Supreme Court OKs government’s quick removal of immigrants who cross border illegally
The Supreme Court on Thursday upheld the government’s power to arrest, question and quickly remove immigrants who are caught crossing the border illegally.
In a victory for the Trump administration, the justices rejected the claim that immigrants who seek asylum have a right to a full federal court review through a writ of habeas corpus, even if their claims are judged to be not credible.
The 7-2 decision came in the case of a Sri Lankan immigrant who was caught late at night 25 yards north of the border with Mexico near San Ysidro, Calif. He was interviewed by an asylum officer who concluded he did not have a “credible fear of persecution,” which would trigger a further hearing. A supervisor and immigration judge agreed his claim did not deserve further review.
But last year, the U.S. 9th Circuit Court of Appeals issued a broad ruling in his case holding that the federal law authorizing “expedited removal” of border crossers was unconstitutional in cases such as his.
Lawyers for Vijayakumar Thuraissigiam, the Sri Lankan man, said due to “communication problems,” the asylum officer did not learn of his full story. It included his being detained and beaten by army officers for supporting a Tamil political candidate. The 9th Circuit ruled it would violate the Constitution’s right of habeas corpus and due process of law to deny a federal court review for such cases.
The Justice Department appealed and argued the ruling could unravel the “expedited removal” process set by Congress in 1996 and lead to a “flood” of lengthy appeals.
The Supreme Court agreed and reversed the 9th Circuit, ruling neither habeas corpus nor due process of law gives those who cross the border illegally a right to have a full review of their claims in the federal courts.
“While aliens who have established connections in this country have due process rights in deportation proceedings, the court has long ago held Congress is entitled to set the conditions for an alien’s lawful entry into this country and that, as a result, an alien at the threshold of initial entry cannot claim any greater rights” beyond those set in the 1996 law, said Justice Samuel A. Alito Jr. in Department of Homeland Security vs. Thuraissigiam. He was referring to the right to be interviewed by an asylum officer and a review by an immigration judge.

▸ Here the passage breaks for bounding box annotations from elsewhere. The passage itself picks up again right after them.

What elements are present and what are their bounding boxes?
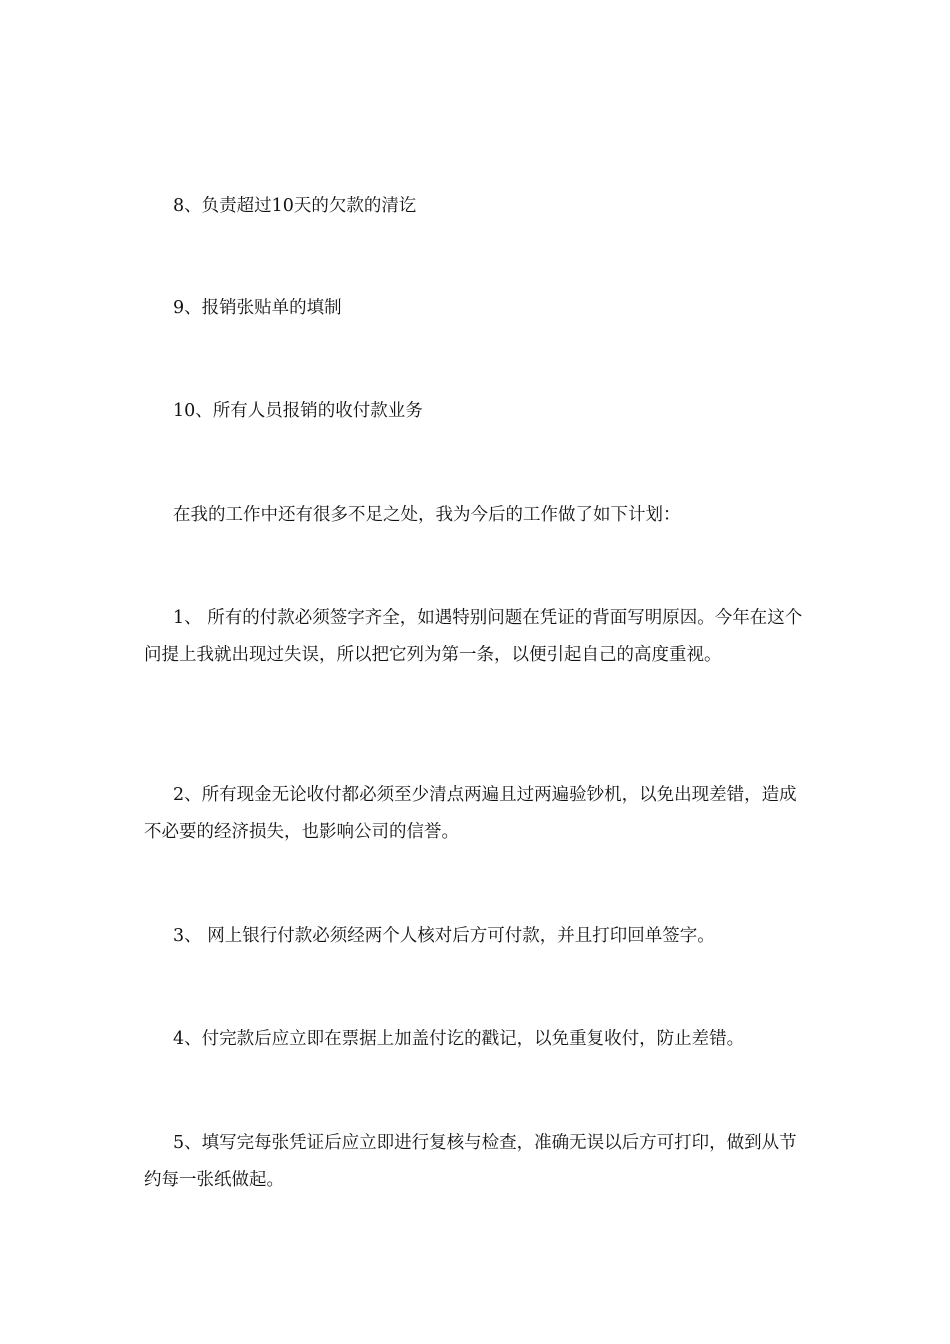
paragraph-item-10: 10、所有人员报销的收付款业务 bbox=[173, 401, 423, 421]
paragraph-plan-1: 1、 所有的付款必须签字齐全，如遇特别问题在凭证的背面写明原因。今年在这个问提上我就出现过失误，所以把它列为第一条，以便引起自己的高度重视。 bbox=[144, 608, 803, 665]
paragraph-plan-3: 3、 网上银行付款必须经两个人核对后方可付款，并且打印回单签字。 bbox=[173, 926, 715, 946]
paragraph-item-8: 8、负责超过10天的欠款的清讫 bbox=[173, 196, 417, 216]
paragraph-plan-2: 2、所有现金无论收付都必须至少清点两遍且过两遍验钞机，以免出现差错，造成不必要的经济损失，也影响公司的信誉。 bbox=[144, 785, 797, 842]
paragraph-plan-5: 5、填写完每张凭证后应立即进行复核与检查，准确无误以后方可打印，做到从节约每一张纸做起。 bbox=[144, 1133, 797, 1190]
paragraph-intro: 在我的工作中还有很多不足之处，我为今后的工作做了如下计划： bbox=[173, 505, 681, 525]
paragraph-plan-4: 4、付完款后应立即在票据上加盖付讫的戳记，以免重复收付，防止差错。 bbox=[173, 1029, 745, 1049]
paragraph-item-9: 9、报销张贴单的填制 bbox=[173, 298, 342, 318]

Over the last five years, 77% of those interviewed by an asylum officer were found to have a credible claim, he said. As a result, the “expedited removal” process is limited to one in four of those who make an asylum claim.
Alito said habeas corpus “has traditionally been a means to secure release from unlawful detention.” In the case of the Sri Lankan man, “the government is happy to release him, provided the release occurs in the cabin of a plane bound for Sri Lanka,” he said. But instead of seeking his release, the migrant’s goal is “to obtain authorization to stay in this country.”
The 9th Circuit had cited the high court’s rulings extending habeas corpus rights to the detainees at Guantanamo Bay in Cuba, but Alito said those detainees sought to be released and go home, not permission to live in the United States.
Justices Stephen G. Breyer and Ruth Bader Ginsburg concurred in the result, but did not join Alito’s opinion.
Justices Sonia Sotomayor and Elena Kagan dissented. “Today’s decision handcuffs the judiciary’s ability to perform its constitutional duty to safeguard individual liberty and dismantles a critical component of the separation of powers. It will leave significant exercises of executive discretion unchecked [and] increases the risk of erroneous immigration decisions that contravene governing statutes and treaties,” Sotomayor wrote.
ACLU attorney Lee Gelernt, who argued the case, said he was disappointed.
“This ruling fails to live up to the Constitution’s bedrock principle that individuals deprived of their liberty have their day in court, and this includes asylum seekers. This decision means that some people facing flawed deportation orders can be forcibly removed with no judicial oversight, putting their lives in grave danger,” he said.